THE GOSPEL ACCORDING TO GEORGE WASHINGTON

We know that George Washington was not a theologian or an evangelist. So the topics of his daily duties did not directly engage spiritual or biblical themes. Given his inward and shy personality on matters concerning himself, we should not expect a treatise from him that would summarize his “few and simple”22 points of religion.

But given the reality we have already seen repeatedly, namely, that spiritual truths and Christian ideas surface in his writings, perhaps it is a useful exercise to assemble the elements of the Christian Gospel that have been preserved for us by his own pen. This method has both a strength and a weakness. The strength is that all of the words are Washington’s. The limitation is that the distilling of all of this relevant material is ours—the result of careful study and assembly. We believe this presentation of the Gospel according to George Washington is faithful to Washington’s writings and to the theology he subscribed to and professed as an eighteenth century Anglican. This exercise will also show Washington’s extensive exposure and commitment to the Christian Gospel. It may be compared to the task of systematic theology—carefully discovering theological ideas and then constructing them in the logical order that the material itself suggests.
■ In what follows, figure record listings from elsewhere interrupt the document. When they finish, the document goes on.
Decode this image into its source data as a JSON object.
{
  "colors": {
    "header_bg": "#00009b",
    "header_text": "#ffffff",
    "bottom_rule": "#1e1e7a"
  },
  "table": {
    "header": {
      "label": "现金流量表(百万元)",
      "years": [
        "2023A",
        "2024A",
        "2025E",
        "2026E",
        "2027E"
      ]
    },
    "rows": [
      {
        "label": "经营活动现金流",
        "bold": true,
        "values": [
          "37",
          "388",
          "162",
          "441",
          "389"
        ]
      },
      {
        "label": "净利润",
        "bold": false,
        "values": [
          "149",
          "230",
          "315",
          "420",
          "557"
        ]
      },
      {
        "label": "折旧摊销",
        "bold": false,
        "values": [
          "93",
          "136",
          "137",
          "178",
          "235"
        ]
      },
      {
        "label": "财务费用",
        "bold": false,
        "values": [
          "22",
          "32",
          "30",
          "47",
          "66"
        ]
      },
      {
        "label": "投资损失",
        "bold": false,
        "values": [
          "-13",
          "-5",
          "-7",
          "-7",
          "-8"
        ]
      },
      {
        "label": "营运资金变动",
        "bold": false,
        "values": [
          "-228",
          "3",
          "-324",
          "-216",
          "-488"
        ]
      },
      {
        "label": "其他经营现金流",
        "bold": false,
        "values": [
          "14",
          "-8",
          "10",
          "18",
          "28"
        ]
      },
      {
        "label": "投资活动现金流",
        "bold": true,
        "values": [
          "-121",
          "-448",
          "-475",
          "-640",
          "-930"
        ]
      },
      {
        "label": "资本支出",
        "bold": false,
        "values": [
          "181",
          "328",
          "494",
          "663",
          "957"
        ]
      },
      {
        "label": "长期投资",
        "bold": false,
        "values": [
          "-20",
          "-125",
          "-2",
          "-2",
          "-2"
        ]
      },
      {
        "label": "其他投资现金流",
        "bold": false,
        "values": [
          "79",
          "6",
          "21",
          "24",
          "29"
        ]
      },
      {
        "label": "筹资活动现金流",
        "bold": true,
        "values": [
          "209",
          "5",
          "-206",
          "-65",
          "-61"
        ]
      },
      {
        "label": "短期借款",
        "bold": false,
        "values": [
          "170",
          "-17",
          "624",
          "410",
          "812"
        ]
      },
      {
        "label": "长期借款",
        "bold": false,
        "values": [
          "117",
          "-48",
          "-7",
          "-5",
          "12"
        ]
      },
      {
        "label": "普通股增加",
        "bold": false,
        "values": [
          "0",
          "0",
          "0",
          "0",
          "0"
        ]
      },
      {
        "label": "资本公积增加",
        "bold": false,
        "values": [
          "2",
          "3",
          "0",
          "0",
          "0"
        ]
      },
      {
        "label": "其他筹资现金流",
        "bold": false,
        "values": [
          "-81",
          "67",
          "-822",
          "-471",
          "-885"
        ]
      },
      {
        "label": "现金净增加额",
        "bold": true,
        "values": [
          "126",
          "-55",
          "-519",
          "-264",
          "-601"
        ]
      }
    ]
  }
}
While the principles of Washington’s religion were “few and simple,”23 they were cognizant of the “gospel.”24 Thus he spoke of “our blessed Religion,”25 “the Religion of Jesus Christ,”26 and “the blessed religion revealed in the Word of God.”27 Washington spoke of “true religion”28 yet coupled it with his gracious spirit declaring that “a true Christian Spirit, will lead us to look with Compassion upon their Errors [the inhabitants of Quebec] without insulting them.”29 This true religion was both “natural and revealed.”30 Yet it was especially as revealed religion that it was “above all,” since it was available to Americans through “the benign light of revelation,”31 and was found in “Holy Writ.”32

Washington was aware of his own inner life, referring often to “my soul.”33 The “Divine Author” of the religion that Washington received when he wrote of “our blessed religion” was none other than the religion of Christ. It was Christ in his “charity, humility and pacific temper of mind” that Washington called all Americans to “imitate.”34 Consoling a friend he wrote, “...our Religion holds out to us such hopes as will, upon proper reflection, enable us to bear with fortitude the most calamitous incidents of life.”35 Since the “Lord and Ruler of Nations”36 and the “Divine Author of life and felicity”37 has come to the earth allowing people to celebrate the “Christmas Hollidays,”38 George Washington as a child could copy such a Christmas poem:

Assist me Muse divine to sing the morn,

On which the Saviour of mankind was born;

But oh! what numbers to the theme can rise?

Unless kind angels aid me from the skies?